At 0015 he was joined by a school of porpoises. Their phosphorescent tracks went criss-crossing round his bows. He saw the shiny humps of their backs in the water as they came racing in from the beam, playing friendly games in the night. The horizon was clear. George climbed on to the wheelhouse roof and hauled the two red riding lights up the mizzen mast to signal Vessel Not Under Command. Then he slept for an hour and a half — a shallow, anxious sleep disturbed by rather too vivid dreams of the looming sides of ships.

His next sun sight put him at 90 miles northwest of Ushant. Sheila, smelling of bathtime, craned over his shoulder as he scribbled figures in the log.

The BBC shipping forecast at 1355 came a little faintly over the transistor set. Through the crackles of static he heard that the Azores High was still drifting northeast and intensifying. The barograph in the saloon was showing 1033 now. What wind there was came out of the hazy sky from the north, but the air in the boat was warm and Gulf Streamy. The forecast for Biscay was Variable, 3 or less, Visibility moderate. It was balmy picnic high-pressure weather. On the time signal at 1400, George turned his watch back to Greenwich Mean Time.

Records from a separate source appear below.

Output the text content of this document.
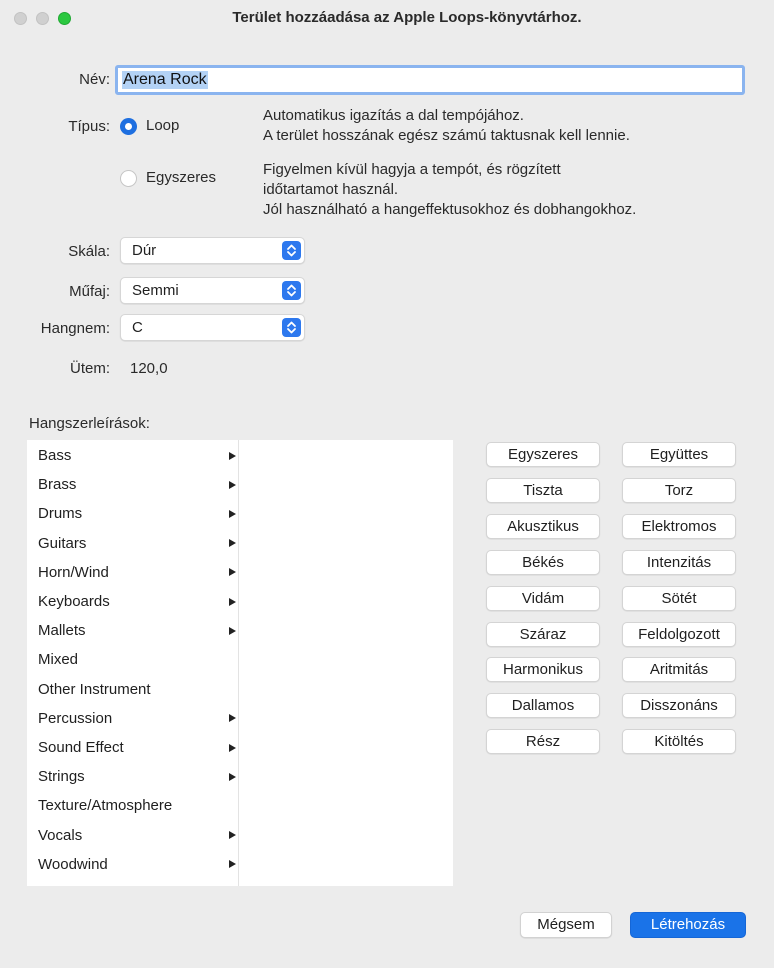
Terület hozzáadása az Apple Loops-könyvtárhoz.
Név: Arena Rock
Típus: Loop
Automatikus igazítás a dal tempójához.
A terület hosszának egész számú taktusnak kell lennie.
Egyszeres	Figyelmen kívül hagyja a tempót, és rögzített
időtartamot használ.
Jól használható a hangeffektusokhoz és dobhangokhoz.
Skála: Dúr
Műfaj: Semmi
Hangnem: C
Ütem: 120,0
Hangszerleírások:
Bass
Brass
Drums
Guitars
Horn/Wind
Keyboards
Mallets
Mixed
Other Instrument
Percussion
Sound Effect
Strings
Texture/Atmosphere
Vocals
Woodwind
Egyszeres	Együttes
Tiszta	Torz
Akusztikus	Elektromos
Békés	Intenzitás
Vidám	Sötét
Száraz	Feldolgozott
Harmonikus	Aritmitás
Dallamos	Disszonáns
Rész	Kitöltés
Mégsem	Létrehozás
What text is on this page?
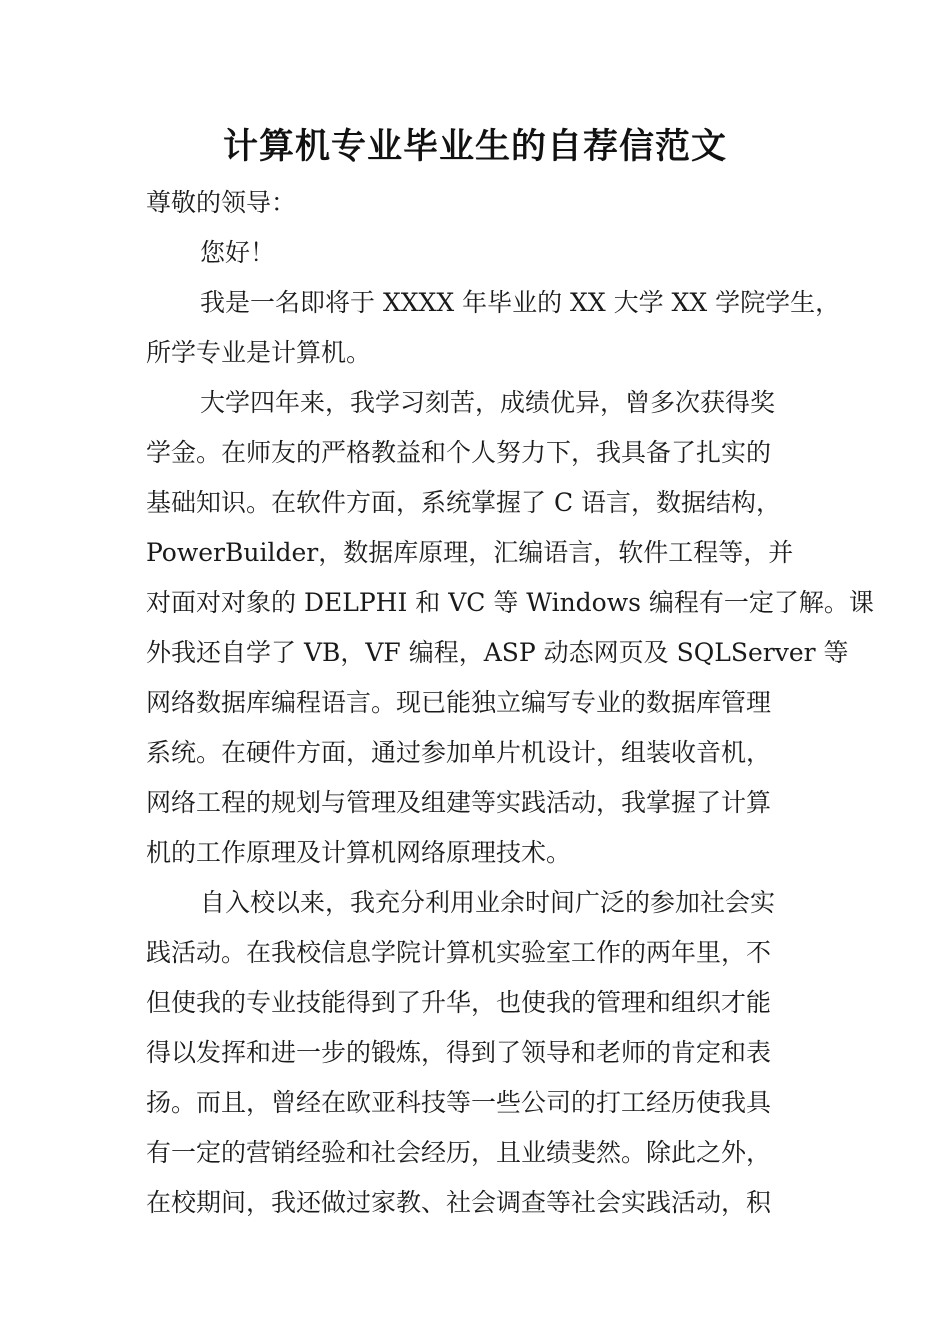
计算机专业毕业生的自荐信范文
尊敬的领导：
您好！
我是一名即将于 XXXX 年毕业的 XX 大学 XX 学院学生，
所学专业是计算机。
大学四年来，我学习刻苦，成绩优异，曾多次获得奖
学金。在师友的严格教益和个人努力下，我具备了扎实的
基础知识。在软件方面，系统掌握了 C 语言，数据结构，
PowerBuilder，数据库原理，汇编语言，软件工程等，并
对面对对象的 DELPHI 和 VC 等 Windows 编程有一定了解。课
外我还自学了 VB，VF 编程，ASP 动态网页及 SQLServer 等
网络数据库编程语言。现已能独立编写专业的数据库管理
系统。在硬件方面，通过参加单片机设计，组装收音机，
网络工程的规划与管理及组建等实践活动，我掌握了计算
机的工作原理及计算机网络原理技术。
自入校以来，我充分利用业余时间广泛的参加社会实
践活动。在我校信息学院计算机实验室工作的两年里，不
但使我的专业技能得到了升华，也使我的管理和组织才能
得以发挥和进一步的锻炼，得到了领导和老师的肯定和表
扬。而且，曾经在欧亚科技等一些公司的打工经历使我具
有一定的营销经验和社会经历，且业绩斐然。除此之外，
在校期间，我还做过家教、社会调查等社会实践活动，积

He saw the tunnymen as a line of spidery type on the haze ahead. He switched on the VHF to see if they were talking, and the wheelhouse filled with a deafening burst of Spanish. The language threw George for a moment; it was Portuguese, comically distorted in a concave mirror. He listened intently, hoping to find out what the fleet was doing, and heard an overwrought baroque story about a cardinal and a transvestite whore. In Spanish it was funnier than it would have been in English; George laughed and repeated the punchline aloud.

He steered Calliope cautiously through the floating village of boats built like giant smoothing irons, broad in the beam with pointed bows and long flat sterns. They tittupped gently on the lazy swell with their engines stopped. They were in luck. Rodsmen in yellow oilskins lined their sterns, yanking silver skipjack over their heads as fast as they could keep their arms pumping. They were spraying the sea with blood, and round each boat the water boiled with tuna. The tunnymen’s after-decks were stacked solid with glittering heaps of dead fish.

Someone was calling to George from the deckhouse of the nearest boat. He went out into the cockpit and cupped his hands to his ears.

“¿Qué?” he shouted.

“¿Quiere pescado?” The voice came in as a reedy whisper on the wind.

“Gracias! Si, por favor!”

He motored in close across the water. He could hear the hammering of the newly-caught tuna as they thrashed in the scuppers, kicking up a delirious commotion with what little was left of their lives. A man in a woolly hat with a face as dark as a Creole’s threw two fish across to Calliope . They thumped wetly on the cabin roof and rolled on to the deck, where they lay against the toerail like a pair of small torpedoes.

“¿Quiere más? Hay mucho!”

“No, es perfecto! Muchas gracias.”

“¿Adonde va?”

“Bastante lejos.”

“¿En ese pequeño barco?”

“Es bastante grande para mí.”

“Buena suerte!”

“Gracias! Y a usted!”

He slipped past the last of the fleet. The sea was as wide open as the sky. Far bluer than the constrained and muddy British seas, it was the colour of a blue brocade ribbed with silver thread. The depth sounder, whose scale went up to forty fathoms, had stopped registering long ago, but George was keeping an eye on the black ant march of his pencilled crosses on the chart. They were over the Continental Shelf now, with the ground plunging away from under the boat. There were a thousand metres of water below, then two thousand, three thousand, four thousand. The sea was deeper than mountains were high.